Abbott and von Doenhoff also give formulae and graphs for determining the aerodynamic centre and pitching moment of wings, including those with rake to the aerodynamic axis (positive or negative sweepback.) I don't propose to touch those subjects here.
I had thought of creating a sample wing, and working through these calculations as an example for you. But then I decided not to be selfish, and to leave the pleasure to you.
*******************************************************************So you see that for at least 45 years, a body of work has been available that tackled AHdynamics with great rigour. It applies quite well to underwater surfaces of "fin-like" form (but not so well to forms like clipper ships and catamaran hulls without appendages.) Only one more bit of well organized data was needed to make it fully applicable to sails. But, so far as I am aware, the work to fill the gap has never been done.
The problem with sailing rigs is that they do not generally fit down tightly onto smooth flat decks, or the water, to make a clear "closing plate." To some degree or other, that gap under the rig is another "end" to the "wing." This leaves us with the problem of guessing the flow-constraining effect of the gap, so hoping that we can thereby approximate the Aspect Ratio of the rig.
Please be warned that in the next couple of paragraphs I am expressing my own opinions. Twenty five or so years ago, when I was spending some time in this field (out of my own personal interest) it was a great disappointment to find that people (well publicised researchers) were spending much time, money, and resources in sailing rig research without tackling what I saw, (and continue to see) as the principal outstanding problem. One book by a now-noted authority effectively duplicated the work of Manfred Curry in wind tunnel tests on sails done in the 1920s. But without a consistent frame of reference the work is inapplicable to other rigs. It is as though the author had not read the decades of NACA work reported and consolidated by Abbott and von Doenhoff, or if he had read, he hadn't understood the great power of the work already done many years before. Much of this sort of "sailing research" has been sadly too much like reinventing the wheel without realizing that the wheel is lacking a tire. It seems to me that there is little to be learned about the actions of real sails from wind tunnel tests of model sails.

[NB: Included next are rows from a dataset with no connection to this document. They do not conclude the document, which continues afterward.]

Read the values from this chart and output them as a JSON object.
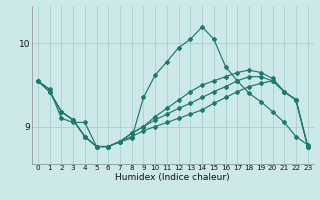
{
  "xlabel": "Humidex (Indice chaleur)",
  "bg_color": "#cce8e8",
  "line_color": "#1a7a6e",
  "grid_color": "#aad4d4",
  "xlim": [
    -0.5,
    23.5
  ],
  "ylim": [
    8.55,
    10.45
  ],
  "yticks": [
    9,
    10
  ],
  "xticks": [
    0,
    1,
    2,
    3,
    4,
    5,
    6,
    7,
    8,
    9,
    10,
    11,
    12,
    13,
    14,
    15,
    16,
    17,
    18,
    19,
    20,
    21,
    22,
    23
  ],
  "curves": [
    [
      9.55,
      9.45,
      9.1,
      9.05,
      9.05,
      8.76,
      8.76,
      8.82,
      8.86,
      9.35,
      9.62,
      9.78,
      9.95,
      10.05,
      10.2,
      10.05,
      9.72,
      9.55,
      9.4,
      9.3,
      9.18,
      9.05,
      8.88,
      8.78
    ],
    [
      9.55,
      9.42,
      9.18,
      9.08,
      8.88,
      8.76,
      8.76,
      8.82,
      8.88,
      8.95,
      9.0,
      9.05,
      9.1,
      9.15,
      9.2,
      9.28,
      9.35,
      9.42,
      9.48,
      9.52,
      9.55,
      9.42,
      9.32,
      8.76
    ],
    [
      9.55,
      9.42,
      9.18,
      9.08,
      8.88,
      8.76,
      8.76,
      8.82,
      8.92,
      9.0,
      9.08,
      9.15,
      9.22,
      9.28,
      9.35,
      9.42,
      9.48,
      9.55,
      9.6,
      9.6,
      9.55,
      9.42,
      9.32,
      8.76
    ],
    [
      9.55,
      9.42,
      9.18,
      9.08,
      8.88,
      8.76,
      8.76,
      8.82,
      8.92,
      9.0,
      9.12,
      9.22,
      9.32,
      9.42,
      9.5,
      9.55,
      9.6,
      9.65,
      9.68,
      9.65,
      9.58,
      9.42,
      9.32,
      8.76
    ]
  ]
}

The wind tunnel cannot reproduce the wind gradient (increasing speed with height.) Because the model cannot move across the tunnel wind, it could not generate the twist of the apparent wind even if a gradient existed. So tunnel testing of model sails does not deal with two major elements of sailing rality any more than aerodynamic wing theory does.

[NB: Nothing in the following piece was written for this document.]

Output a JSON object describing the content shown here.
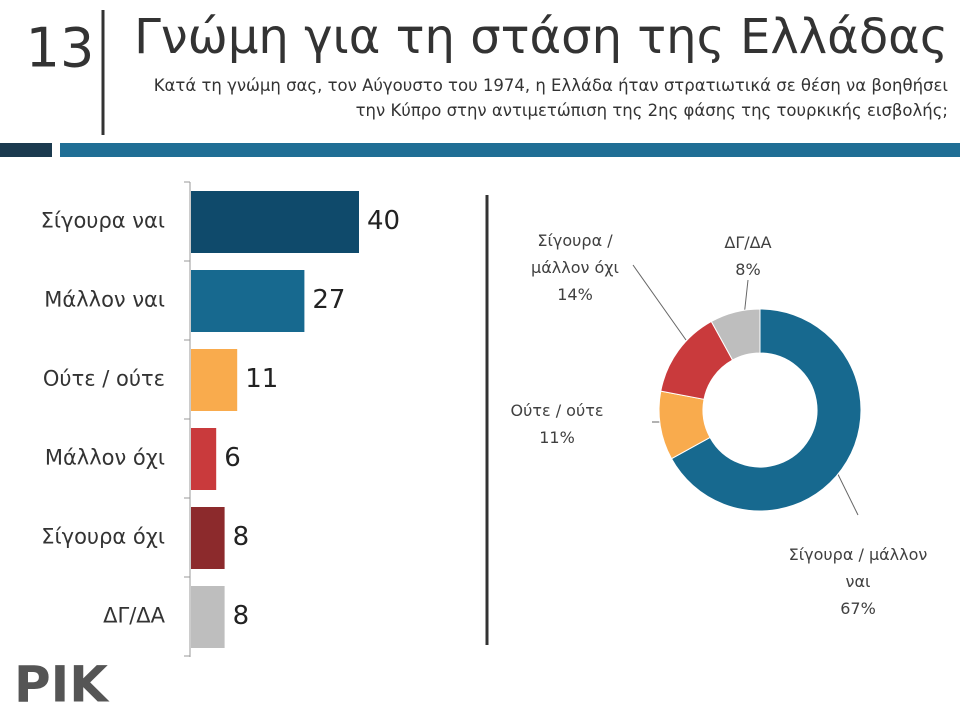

As a result, even today, design data for underwater foils of any sort, and for sails, is less likely to come out of sailing research labs, wind tunnels blowing across model boats, and test tanks, than out of the pages of Abbott and von Doenhoff. If our design or performance-prediction work is of sufficient importance to be worth the effort, we can make estimates of the effect of the detailed complications, and hope thereby to make adequate approximations.
For the sailor, wing theory as we have followed it, even to the Lanchester-Prandtl level, gives very bright insights into sailing performance.